If you have an adjustable-rate balloon loan that was originated between 2004 and 2008, you should contest the foreclosure to ascertain whether the foreclosing party actually "holds" your note as a matter of course.  I will preform a document review of your loan documents for $150 to determine whether you have legal defenses to the foreclosure.  I also will charge a flat-rate on a foreclosure defense where defenses exist depending on the amount of work anticipated.     


Even if a homeowner does not have legitimate "legal defenses" to foreclosure, there are a multitude of free resources available to homeowners that are in arrears but have sufficient income for a modification or other loss-mitigation request with the lender.  A modification however far from the end of the story.  Most modifications simply re-capitalize arrears on the back-end of the loan or over the next five years.  Although a modification gives you some breathing room, it may not solve the problem. 


Do Not Pay Anyone Who Promises You A Modification.  There are dozens of free HUD certified counsels in your area that act as an intermediary between you and the lender to obtain a modification.  I will refer you to these counselors free of charge.  If a homeowner desires, I will also pursue a modification simultaneously with a foreclosure defense. 

My Lender Has Rejected My Modification Request

At this point, you still have several options depending on what you would like to do with the home. 




A Homeowner can take the bankruptcy route.  This option is usually best if the homeowner already has high unsecured debts such as credit cards.  But homeowners should be aware that Bankruptcy Judges do not have authority to "cram down" a home mortgage to the fair market value of the home.  Typically, a Chapter 13 payment plan will actually increase a homeowner's monthly payments on the home to account for past arrears and other fees.  Bankruptcy is a good card but should only be used in the last resort.  At the Law Office of Benjamin D. Busch, I will give you an honest opinion of whether bankruptcy is the best option.   

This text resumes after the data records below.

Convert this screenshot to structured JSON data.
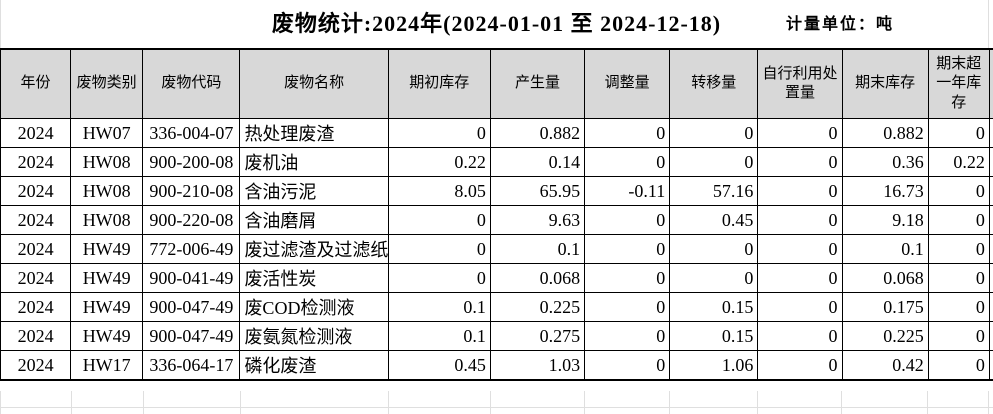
{
  "title": "废物统计:2024年(2024-01-01 至 2024-12-18)",
  "unit_label": "计量单位：吨",
  "columns": [
    "年份",
    "废物类别",
    "废物代码",
    "废物名称",
    "期初库存",
    "产生量",
    "调整量",
    "转移量",
    "自行利用处置量",
    "期末库存",
    "期末超一年库存"
  ],
  "rows": [
    [
      "2024",
      "HW07",
      "336-004-07",
      "热处理废渣",
      "0",
      "0.882",
      "0",
      "0",
      "0",
      "0.882",
      "0"
    ],
    [
      "2024",
      "HW08",
      "900-200-08",
      "废机油",
      "0.22",
      "0.14",
      "0",
      "0",
      "0",
      "0.36",
      "0.22"
    ],
    [
      "2024",
      "HW08",
      "900-210-08",
      "含油污泥",
      "8.05",
      "65.95",
      "-0.11",
      "57.16",
      "0",
      "16.73",
      "0"
    ],
    [
      "2024",
      "HW08",
      "900-220-08",
      "含油磨屑",
      "0",
      "9.63",
      "0",
      "0.45",
      "0",
      "9.18",
      "0"
    ],
    [
      "2024",
      "HW49",
      "772-006-49",
      "废过滤渣及过滤纸",
      "0",
      "0.1",
      "0",
      "0",
      "0",
      "0.1",
      "0"
    ],
    [
      "2024",
      "HW49",
      "900-041-49",
      "废活性炭",
      "0",
      "0.068",
      "0",
      "0",
      "0",
      "0.068",
      "0"
    ],
    [
      "2024",
      "HW49",
      "900-047-49",
      "废COD检测液",
      "0.1",
      "0.225",
      "0",
      "0.15",
      "0",
      "0.175",
      "0"
    ],
    [
      "2024",
      "HW49",
      "900-047-49",
      "废氨氮检测液",
      "0.1",
      "0.275",
      "0",
      "0.15",
      "0",
      "0.225",
      "0"
    ],
    [
      "2024",
      "HW17",
      "336-064-17",
      "磷化废渣",
      "0.45",
      "1.03",
      "0",
      "1.06",
      "0",
      "0.42",
      "0"
    ]
  ],
  "colors": {
    "header_bg": "#d8d8d8",
    "table_border": "#000000",
    "gridline": "#dfdfdf",
    "background": "#ffffff",
    "text": "#000000"
  }
}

A homeowner can (and in a lot of case should) contest the foreclosure proceedings.   This is a non-bankruptcy option.  Contesting the foreclosue case may reveal problems with the lender's paperwork.  As described above, in cases of adjustable-rate balloon loans, homeowners should contest these foreclosures as a matter of course because too often the lender simply doesn't have the paperwork to be legally entitled to foreclosure. 


But even in the more typical case where the lender does have the proper paperwork and a homeowner does not otherwise have equitable defenses to foreclosure, the homeown still possess a procedural due process right to a hearing.  Contesting the proceeding will elongate the time before forecosure may legally occur if a homeowner simply desires a non-bankruptcy delay of the proceedings.  




Sometimes putting money into an underwater mortgage doesn't make sense anymore.  There are options other than foreclosure if the homeowner is ready to walk away from the home.  A short-sale or a deed-in-lieu option will be less harmful on a homeowner's credit score than foreclosure .   Some lenders will also offer a "cash for keys" arrangement for you to simply surrender your home.